Cream Cheese Pie
August 26, 2009

190 x 35 min.( 7cm round x 6 )

puff pastry :see this
300g puff pastry
:cheese cream:
75g cream cheese, at room temperature
5g butter, at room temperature
15g icing sugar
10g egg yolks, beaten
1 pinch of salt
12 frozen raspberries
1 tbsp sugar (optional)

: filling :
Cream the butter and cream cheese.
Add the icing sugar and the egg yolk.

Roll out the dough into 3mm thick.
Using a 7cm and 8cm round cutter,
Cut out 12 rounds ; 7cm x 6 + 8cm x 6.
Place the filling and raspberries on the smaller round dough.
* Gather the scrape pieces of dough, cover, and reserve for another use. * Keep the pieces you are not working on in the refrigerator.

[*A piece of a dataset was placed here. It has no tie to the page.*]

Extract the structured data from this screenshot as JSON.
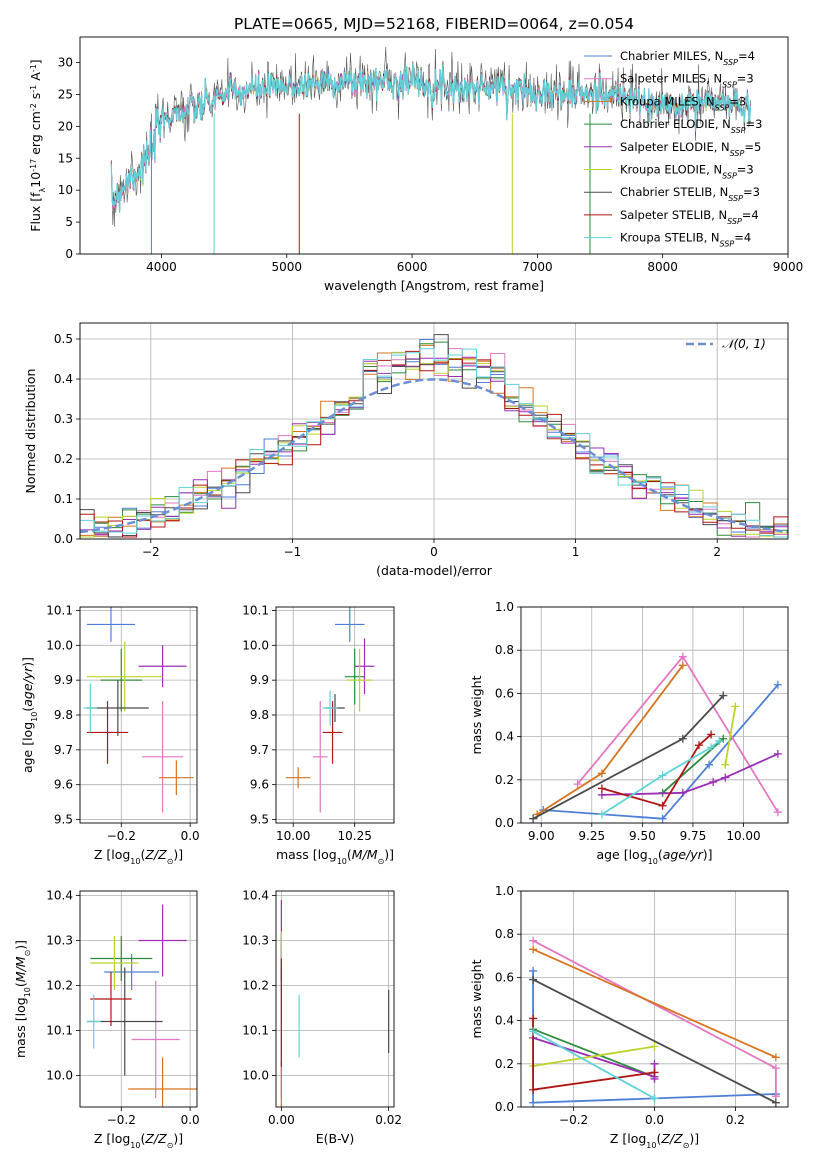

Cover with the larger dough and gently fold the edges of the top round under the edges of the bottom round.
Freeze the pies until the dough is firm.
Crimp the edges to seal ; press with the tines of a fork to prevent the filling from oozing out as it bubbles up in the heat of the oven.

Using a small round cutter or a nozzle, cut a hole in the center of the top to allow steam to escape during baking. ( or slits by a sharp knife )
Brush the egg yolk mixture over the top of the pastry.

Bake until the puff pastry is golden brown and baked all the through.
Bake for 30 minutes and remove from the oven.
Sprinkle the surface with sugar and put the pies back to the oven.